The Federal Open Market Committee (FOMC) statement, Summary of Economic Projections (SEP), and Fed Chair Jay Powell's news conference all indicate that the Fed expects to remain on hold for a considerable length of time.
- The Fed expects inflation to be near its 2% target, growth to be close to trend, and unemployment to remain low, giving members little incentive to move rates in either direction.
- The dot plot shows not even a single participant looking for a rate cut over the forecast horizon. As Powell noted in his news conference, eventually rates should rise toward their long-run level of 2.5%.
- Relative to the September SEP, the median dots have come down by 25 basis points, suggesting no rate hikes until 2021.
On the other hand, recent history has demonstrated that the Fed is willing to change its plan in reaction to an evolving economy. As noted in the FOMC statement, "the Committee will assess realized and expected economic conditions" and respond as appropriate.
In our view, the Fed will likely stay on hold. Inflation will need to rise above its target to trigger rate hikes, while the Fed also stands ready to lower rates further if economic conditions turn out to be weaker than it expects. Regarding the situation in the repo market, it appears that the Fed is satisfied with the steps taken so far, with Powell stating that it is not trying to eliminate all volatility in it. The focus rather is on keeping the federal funds rate within the target range. He said that the Fed plans to continue buying T-bills, but would be prepared to buy short-term coupon-bearing bonds if needed.

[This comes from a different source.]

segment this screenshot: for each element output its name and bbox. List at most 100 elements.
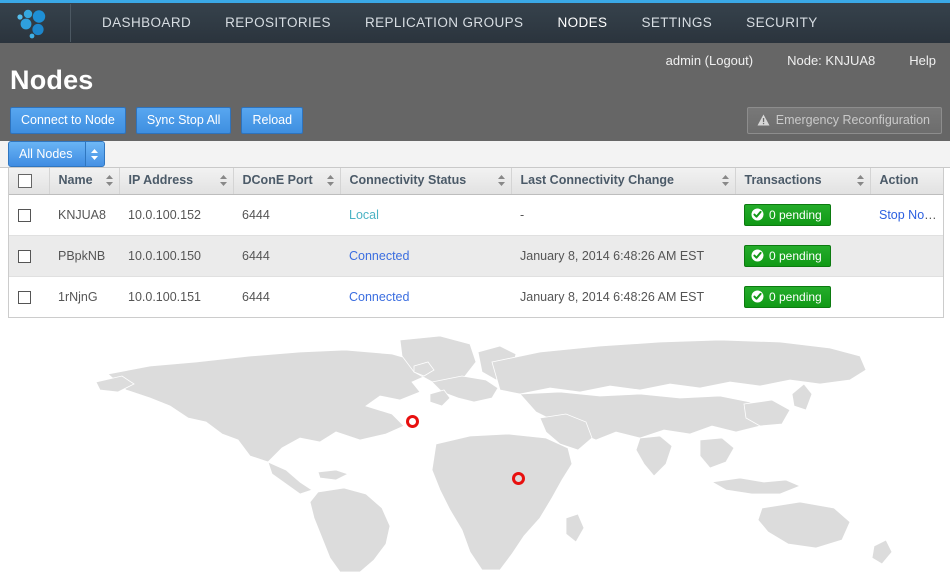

We continue to recommend a neutral tactical allocation to stocks overall, but prefer US equities to Eurozone ones. This is in part due to central bank policy; the Fed has more leeway to act than the European Central Bank, which has already announced a return to quantitative easing, in the event of a risk scenario in growth or trade. In addition, consensus expectations for earnings growth look more realistic in the US than in the Eurozone, in our view.